INTERPRETAÇÃO CONSTITUCIONAL

3.1 CONCEITO

Interpretar nada mais é do que a atividade intelectual que busca entender por completo determinado sinal linguístico, encontrando dessa forma o seu real significado e alcance. Por conseguinte, graças à interpretação é possível explicar determinada ideia de vários jeitos.
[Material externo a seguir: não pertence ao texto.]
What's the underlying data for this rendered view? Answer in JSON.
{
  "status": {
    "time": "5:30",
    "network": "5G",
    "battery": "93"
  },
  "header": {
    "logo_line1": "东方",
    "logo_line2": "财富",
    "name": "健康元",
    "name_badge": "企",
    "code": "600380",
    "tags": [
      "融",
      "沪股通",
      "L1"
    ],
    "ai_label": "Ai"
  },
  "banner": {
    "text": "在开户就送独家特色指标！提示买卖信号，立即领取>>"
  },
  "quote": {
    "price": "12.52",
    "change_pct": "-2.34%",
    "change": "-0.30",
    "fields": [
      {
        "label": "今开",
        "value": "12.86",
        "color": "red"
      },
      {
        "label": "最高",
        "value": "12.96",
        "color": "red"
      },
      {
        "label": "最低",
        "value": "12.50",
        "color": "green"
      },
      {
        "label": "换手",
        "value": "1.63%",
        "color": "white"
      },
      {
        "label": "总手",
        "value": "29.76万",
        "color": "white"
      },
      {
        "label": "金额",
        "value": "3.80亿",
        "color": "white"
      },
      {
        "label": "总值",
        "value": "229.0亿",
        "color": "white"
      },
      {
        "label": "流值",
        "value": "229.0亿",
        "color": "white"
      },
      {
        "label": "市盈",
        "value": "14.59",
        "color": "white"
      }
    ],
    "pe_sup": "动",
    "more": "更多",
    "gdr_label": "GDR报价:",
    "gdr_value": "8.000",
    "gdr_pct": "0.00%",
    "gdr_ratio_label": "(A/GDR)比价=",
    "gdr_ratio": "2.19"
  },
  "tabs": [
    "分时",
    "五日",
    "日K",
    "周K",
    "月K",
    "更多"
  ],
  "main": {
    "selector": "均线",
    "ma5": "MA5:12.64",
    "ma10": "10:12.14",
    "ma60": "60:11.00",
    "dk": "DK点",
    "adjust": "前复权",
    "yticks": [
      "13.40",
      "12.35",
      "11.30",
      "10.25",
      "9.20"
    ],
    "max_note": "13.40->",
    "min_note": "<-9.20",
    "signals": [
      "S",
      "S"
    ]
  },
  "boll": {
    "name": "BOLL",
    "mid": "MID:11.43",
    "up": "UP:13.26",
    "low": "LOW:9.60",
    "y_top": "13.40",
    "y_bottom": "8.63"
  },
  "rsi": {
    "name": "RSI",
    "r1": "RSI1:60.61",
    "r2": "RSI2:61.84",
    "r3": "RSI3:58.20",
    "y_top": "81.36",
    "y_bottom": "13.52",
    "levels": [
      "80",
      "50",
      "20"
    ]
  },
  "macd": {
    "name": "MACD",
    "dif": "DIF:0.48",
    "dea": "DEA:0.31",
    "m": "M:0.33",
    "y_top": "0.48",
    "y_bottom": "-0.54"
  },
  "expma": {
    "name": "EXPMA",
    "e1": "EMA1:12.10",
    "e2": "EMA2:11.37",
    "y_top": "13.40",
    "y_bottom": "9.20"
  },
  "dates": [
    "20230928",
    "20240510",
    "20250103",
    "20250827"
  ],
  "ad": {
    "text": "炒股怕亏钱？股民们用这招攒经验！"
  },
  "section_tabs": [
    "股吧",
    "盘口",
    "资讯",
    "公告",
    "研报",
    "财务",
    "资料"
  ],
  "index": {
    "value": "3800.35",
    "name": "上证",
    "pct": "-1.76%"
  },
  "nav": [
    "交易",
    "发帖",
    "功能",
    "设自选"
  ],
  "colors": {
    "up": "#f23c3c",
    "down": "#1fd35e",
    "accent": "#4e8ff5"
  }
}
A interpretação constitucional, por sua vez, consiste no trabalho intelectual que tem a finalidade de tornar possível a aplicação de enunciados normativos, abstratos e gerais, a situações da vida, particulares e concretas. Envolve um conjunto de métodos desenvolvido pela doutrina e pela jurisprudência com base em critérios ou premissas filosóficas, metodológicas e epistemológicas diferentes, mas, em geral, reciprocamente, complementares.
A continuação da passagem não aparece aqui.